There were several, much shorter check-in lines. When I got to the front I gave them my name. No one asked for my printed confirmation or I.D. before handing me a thick packet of materials and a course catalogue the size and weight of a phone book for a large metropolitan area.
I started for the end of the field/food line, but on my way was happy to spot my classmate Conor. Conor is already one of my favorite classmates, not least because he is 6’6” and thus easy to spot in a crowd. He’s also from Ireland, so possesses a pleasurable accent which lends him an air of intelligence and amicability. He was with a German guy named Peter who is studying computer programming—specifically robots.
“Cool,” I said “I just started watching the Sarah Connor Chronicles!”
He looked at me blankly.
“So what do your robots do?”
The line passed quickly as he explained about “mirror neurons” and physical learning, and how it can be used to teach a robot to pick up a cup.
My veggie-dog was a little scary looking, but not untasty. Over lunch, Conor and Peter told me about the special international orientation, which had begun that morning, five hours ealier.
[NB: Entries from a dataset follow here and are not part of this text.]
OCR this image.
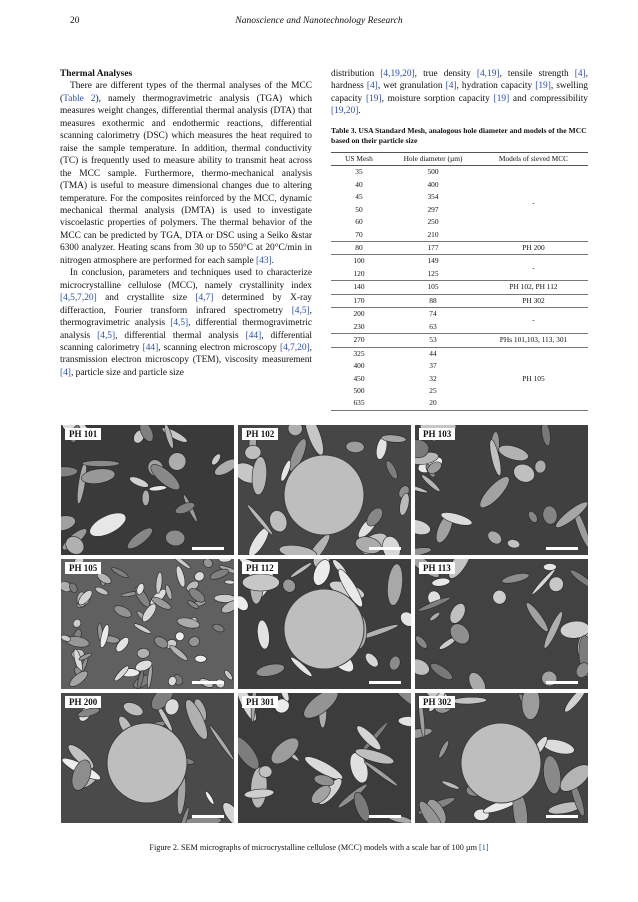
20	Nanoscience and Nanotechnology Research
Thermal Analyses

There are different types of the thermal analyses of the MCC (Table 2), namely thermogravimetric analysis (TGA) which measures weight changes, differential thermal analysis (DTA) that measures exothermic and endothermic reactions, differential scanning calorimetry (DSC) which measures the heat required to raise the sample temperature. In addition, thermal conductivity (TC) is frequently used to measure ability to transmit heat across the MCC sample. Furthermore, thermo-mechanical analysis (TMA) is useful to measure dimensional changes due to altering temperature. For the composites reinforced by the MCC, dynamic mechanical thermal analysis (DMTA) is used to investigate viscoelastic properties of polymers. The thermal behavior of the MCC can be predicted by TGA, DTA or DSC using a Seiko &star 6300 analyzer. Heating scans from 30 up to 550°C at 20°C/min in nitrogen atmosphere are performed for each sample [43].

In conclusion, parameters and techniques used to characterize microcrystalline cellulose (MCC), namely crystallinity index [4,5,7,20] and crystallite size [4,7] determined by X-ray differaction, Fourier transform infrared spectrometry [4,5], thermogravimetric analysis [4,5], differential thermogravimetric analysis [4,5], differential thermal analysis [44], differential scanning calorimetry [44], scanning electron microscopy [4,7,20], transmission electron microscopy (TEM), viscosity measurement [4], particle size and particle size

distribution [4,19,20], true density [4,19], tensile strength [4], hardness [4], wet granulation [4], hydration capacity [19], swelling capacity [19], moisture sorption capacity [19] and compressibility [19,20].

Table 3. USA Standard Mesh, analogous hole diameter and models of the MCC based on their particle size
US Mesh	Hole diameter (µm)	Models of sieved MCC
35	500	-
40	400	
45	354	
50	297	
60	250	
70	210	
80	177	PH 200
100	149	-
120	125	
140	105	PH 102, PH 112
170	88	PH 302
200	74	-
230	63	
270	53	PHs 101,103, 113, 301
325	44	PH 105
400	37	
450	32	
500	25	
635	20	
PH 101	PH 102	PH 103
PH 105	PH 112	PH 113
PH 200	PH 301	PH 302
Figure 2. SEM micrographs of microcrystalline cellulose (MCC) models with a scale bar of 100 µm [1]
They had had both a campus tour and some rudimentary indoctrination in the form of learning and practicing the "Trojan Cheer" for football games. As the lunch hour came to an end--a mere seven minutes after I'd finally sat down with food--some deans gave short speeches, and then dismissed us for our afternoon of hour-long “workshop of interest.” We could choose from among a list that included “Library Survival and Research,” “A Walking Tour of Campus,” and “Academic Success.” Interestingly the “Academic Success” workshops were limited to U.S. Citizens only, which felt a little embarrassing and inhospitable. Even though I have little clout with the USC administration, I somehow felt I should apologize or explain, No offense. They’re just feeling a little cowed by the Olympics.
“You foreigners,” I said, “With your serious study habits and work ethics! We can’t afford to give you tips for success, too!”
Just then we were joined by another group of film school students.
“Hey,” said Ryan to Conor. “I’m going to that “Academic Success” workshop, then I’m going to tell you how much you missed! I've seen Ryan on a couple of occasions now, he's quick-witted and easy to like. I might be prejudiced because he’s from Indiana, and spent time in Chicago before heading to the west coast.
“This is Peter,” said Conor, “He makes robots!”
“Cool,” said Ryan, “How do you feel about EVIL?!”
Peter looked at him blankly.
The group of us decided to forego academic success in favor of the library, but arrived to be told the session was already full, we would have to wait until the next hour. Who knew that so much of going to USC was going to be like a trip to the Cheese Cake Factory?